FIG. 8 is a flowchart of an example method 800 for monitoring plant health. Method 800 is performed by a processor, as described elsewhere herein. In some embodiments, method 800 comprises detecting one or more plants by a machine learning model configured to detect plants, e.g. as described elsewhere herein. In such embodiments, method 800 comprises obtaining trained parameters for the machine learning model, for example by obtaining predetermined parameters (e.g. from a user, from a datastore, and/or from any other suitable source) and/or by training parameters of the machine learning model as described elsewhere herein. In the exemplary depicted embodiment of FIG. 8, method 800 comprises training parameters of the machine learning model at act 802.


At act 804, the processor obtains one or more images of plants. The one or more images of plants may be provided by an imaging sensor as described elsewhere herein, retrieved from a datastore and/or a user, and/or otherwise suitably obtained. The one or more images may depict a plurality of plants in a given image, e.g. as shown in FIG. 4A.


Optionally, at act 806, the processor preprocesses the one or more images. For example, the processor may stitch together a plurality of images of overlapping views of one or more plants into an image. For instance, the image of FIG. 4A is a stitched-together image of several images captured by a plurality of sensors of a relatively elongated tray of plants; act 806 may comprise such stitching-together. As another example, the processor may calibrate images to provide similar chromatic characteristics, such as by white-balancing the one or more images (e.g. relative to a reference white card within the field of view of the imaging sensors) to promote accurate color assessment of the plants. As a further example, the processor may segment the images as described elsewhere herein, e.g. to distinguish plant from non-plant portions of the image, such as is shown in FIG. 4B.


At act 808, the processor individualizes the one or more plants in a given image. Individualizing the plants may comprise detecting each plant (e.g. as described with reference to method 300) and extracting a plant image for each plant (e.g. as described elsewhere herein, such as by cropping based on detection regions).

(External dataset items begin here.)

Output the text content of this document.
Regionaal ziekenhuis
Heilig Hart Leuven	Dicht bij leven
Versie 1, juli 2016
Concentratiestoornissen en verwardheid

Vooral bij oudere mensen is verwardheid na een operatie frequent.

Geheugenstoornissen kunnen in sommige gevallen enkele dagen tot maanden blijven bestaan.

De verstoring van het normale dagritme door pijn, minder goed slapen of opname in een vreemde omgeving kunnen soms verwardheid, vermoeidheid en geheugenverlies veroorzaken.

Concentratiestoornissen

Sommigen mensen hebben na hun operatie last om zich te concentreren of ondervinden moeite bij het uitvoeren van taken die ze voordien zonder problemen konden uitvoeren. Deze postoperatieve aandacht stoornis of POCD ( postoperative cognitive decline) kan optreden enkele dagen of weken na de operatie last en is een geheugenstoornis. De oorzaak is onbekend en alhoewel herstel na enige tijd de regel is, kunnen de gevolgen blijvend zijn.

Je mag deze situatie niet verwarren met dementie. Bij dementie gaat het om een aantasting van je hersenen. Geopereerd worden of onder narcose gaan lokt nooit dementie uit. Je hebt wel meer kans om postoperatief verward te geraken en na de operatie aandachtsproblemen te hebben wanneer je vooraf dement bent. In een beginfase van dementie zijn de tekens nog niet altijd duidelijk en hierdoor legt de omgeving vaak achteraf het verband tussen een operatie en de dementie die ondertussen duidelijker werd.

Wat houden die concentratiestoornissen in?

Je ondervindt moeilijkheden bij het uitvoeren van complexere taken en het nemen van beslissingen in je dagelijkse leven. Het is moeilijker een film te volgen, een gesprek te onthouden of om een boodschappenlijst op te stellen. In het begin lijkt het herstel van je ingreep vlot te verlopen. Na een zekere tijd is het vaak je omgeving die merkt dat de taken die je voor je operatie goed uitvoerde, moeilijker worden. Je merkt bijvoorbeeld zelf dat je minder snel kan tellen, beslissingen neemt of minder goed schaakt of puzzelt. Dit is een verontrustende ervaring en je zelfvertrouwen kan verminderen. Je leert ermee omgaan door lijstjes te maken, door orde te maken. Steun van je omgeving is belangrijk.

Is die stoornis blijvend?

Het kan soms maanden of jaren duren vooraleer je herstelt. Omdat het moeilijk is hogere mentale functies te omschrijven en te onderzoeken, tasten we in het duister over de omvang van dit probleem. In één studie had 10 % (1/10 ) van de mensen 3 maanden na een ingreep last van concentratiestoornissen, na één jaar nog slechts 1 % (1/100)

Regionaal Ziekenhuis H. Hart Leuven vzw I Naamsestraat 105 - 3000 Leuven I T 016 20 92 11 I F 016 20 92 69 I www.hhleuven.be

At act 810, the processor determines one or more plant health characteristics for a plant of a plant image extracted from the one or more images. Exemplary plant health characteristic determining steps are shown as optional acts 812, 814, 816, 818; one, some, or all of which may be performed sequentially, in parallel, and/or in any other suitable order. At act 812 the processor estimates a size of the plant, e.g. by estimating a diameter of the plant as described elsewhere herein. At act 814 the processor estimates a biomass of the plant, e.g. as described elsewhere herein. At act 816 the processor determines a color distribution for the plant, for example by clustering colors of plant-labelled pixels around a plurality of color clusters, where each color cluster may be associated with plant health (e.g. deeper greens may be associated with healthier plants for some species). At act 818 the processor estimates a height of the plant, e.g. as described elsewhere herein.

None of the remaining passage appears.